El nonagenario personaje guayaquileño, conocido como el Conde D’Amico, se despide del Ecuador.

23 may 2019 / 20:20

“Somos pasajeros de la tierra, uno se va quedando como una hoja muerta”, fueron las primeras frases que el músico y poeta guayaquileño Tito Cerda Llona pronunció la noche del pasado miércoles 22, en un homenaje que le brindaron sus más íntimos amigos en una vivienda del centro de la ciudad.

Sus cabellos plateados y una corbata roja resaltaban entre los más de 20 asistentes al acto. “Lo que más miedo me da es dónde van a quedar mis esculturas y poesías. No he terminado de dar todo, tengo muchas cosas que aun no he sacado”, afirmó mientras unas lágrimas rodaban por sus mejillas.

Cerda Llona es considerado por sus amigos y allegados como un ícono de la ciudad y un patrimonio viviente. Lender Torres, una de sus amigas, recuerda que desde pequeña ella lo observaba caminar y declamar sus poemas en las céntricas calles y espacios públicos. “Mucha gente va a llorar por su despedida. Qué pena que nunca se le haya hecho un homenaje en la ciudad”, lamentó.

Según Silvia Vélez, presidenta de la Asociación Cultural Cerro Santa Ana (Accsa), Cerda Llona vivía en Chile pero llegó a Guayaquil hace más de 30 años para cuidar de su hermana Lyli, quien falleció en febrero pasado. Pero como ya no tiene otro familiar en el país su sobrino, radicado en Chile, se lo llevará allá, donde piensa acudir a la Casa de la Cultura de ese país para hacer gestiones que le permitan que vuelva a tocar el piano en esa institución.

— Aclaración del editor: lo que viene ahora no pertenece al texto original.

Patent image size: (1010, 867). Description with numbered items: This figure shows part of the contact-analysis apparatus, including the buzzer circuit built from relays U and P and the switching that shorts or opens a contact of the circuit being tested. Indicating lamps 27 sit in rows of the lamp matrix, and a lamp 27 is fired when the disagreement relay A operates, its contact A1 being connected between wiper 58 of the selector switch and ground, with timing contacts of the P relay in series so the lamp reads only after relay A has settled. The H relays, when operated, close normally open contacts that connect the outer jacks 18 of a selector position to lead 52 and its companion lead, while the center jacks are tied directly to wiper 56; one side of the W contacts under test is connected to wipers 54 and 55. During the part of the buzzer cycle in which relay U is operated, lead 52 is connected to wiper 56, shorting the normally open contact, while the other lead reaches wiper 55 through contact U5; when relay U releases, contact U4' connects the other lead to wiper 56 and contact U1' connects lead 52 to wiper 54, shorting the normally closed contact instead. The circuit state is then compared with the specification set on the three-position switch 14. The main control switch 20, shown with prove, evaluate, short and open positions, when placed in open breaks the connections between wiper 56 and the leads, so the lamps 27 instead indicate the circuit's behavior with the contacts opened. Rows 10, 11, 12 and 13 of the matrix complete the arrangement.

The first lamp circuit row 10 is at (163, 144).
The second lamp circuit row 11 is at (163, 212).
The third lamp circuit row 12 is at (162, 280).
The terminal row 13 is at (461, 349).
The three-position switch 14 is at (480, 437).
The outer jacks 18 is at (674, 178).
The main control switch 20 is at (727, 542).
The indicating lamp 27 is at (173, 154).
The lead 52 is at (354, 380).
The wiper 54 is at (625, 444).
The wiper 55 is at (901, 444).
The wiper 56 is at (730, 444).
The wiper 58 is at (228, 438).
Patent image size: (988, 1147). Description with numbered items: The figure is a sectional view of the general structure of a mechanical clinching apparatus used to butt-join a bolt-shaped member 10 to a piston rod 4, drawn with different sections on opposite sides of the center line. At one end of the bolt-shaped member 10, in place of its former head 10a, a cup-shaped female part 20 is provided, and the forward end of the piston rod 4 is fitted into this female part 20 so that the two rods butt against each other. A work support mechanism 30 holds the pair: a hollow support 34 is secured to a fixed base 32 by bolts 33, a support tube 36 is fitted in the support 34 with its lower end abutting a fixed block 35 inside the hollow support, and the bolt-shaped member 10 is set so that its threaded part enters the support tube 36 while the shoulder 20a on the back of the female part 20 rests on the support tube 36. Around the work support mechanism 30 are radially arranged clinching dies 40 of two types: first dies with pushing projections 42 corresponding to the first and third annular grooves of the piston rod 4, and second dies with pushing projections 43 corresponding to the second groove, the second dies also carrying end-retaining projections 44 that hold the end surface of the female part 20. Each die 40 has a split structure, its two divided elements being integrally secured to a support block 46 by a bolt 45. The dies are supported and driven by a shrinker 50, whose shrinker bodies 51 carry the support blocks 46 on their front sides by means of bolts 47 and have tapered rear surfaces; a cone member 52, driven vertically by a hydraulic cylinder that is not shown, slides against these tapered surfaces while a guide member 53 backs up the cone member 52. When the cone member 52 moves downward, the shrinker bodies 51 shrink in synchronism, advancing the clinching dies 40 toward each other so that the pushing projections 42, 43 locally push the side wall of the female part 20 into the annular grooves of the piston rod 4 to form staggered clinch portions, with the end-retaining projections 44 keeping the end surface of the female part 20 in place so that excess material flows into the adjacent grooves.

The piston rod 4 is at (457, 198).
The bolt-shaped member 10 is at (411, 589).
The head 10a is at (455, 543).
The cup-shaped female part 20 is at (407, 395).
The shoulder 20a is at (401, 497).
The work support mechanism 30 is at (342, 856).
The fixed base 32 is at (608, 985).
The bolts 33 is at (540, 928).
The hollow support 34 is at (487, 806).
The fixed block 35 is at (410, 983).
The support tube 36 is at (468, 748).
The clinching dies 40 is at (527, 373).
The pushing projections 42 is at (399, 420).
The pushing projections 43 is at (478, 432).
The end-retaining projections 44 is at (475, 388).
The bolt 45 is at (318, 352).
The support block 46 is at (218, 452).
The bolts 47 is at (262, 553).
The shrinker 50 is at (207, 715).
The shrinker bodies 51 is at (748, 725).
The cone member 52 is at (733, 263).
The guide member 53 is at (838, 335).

Sin embargo, el mayor anhelo de sus amigos y el del propio Cerda es regresar posteriormente al Ecuador para el lanzamiento de un libro con más de 1.000 poemas de su autoría. “Él escribía hasta en papel higiénico y servilletas, su habitación estaba repleta de escritos”, agrega Vélez, mientras recalca que más de 2.000 poemas se perdieron por una limpieza que se ejecutó en la vivienda del músico que bordea los 90 años.

Al finalizar el homenaje, los presentes realizaron un brindis por el viaje del pianista y poeta, y ratificaron su deseo que alguna autoridad lo traiga de regreso para culminar su ejemplar. “Yo hago amor, paz, dulzura, ternura y cariño. Les dejo a mis hermanos todo mi corazón”, concluyó Cerda Llona.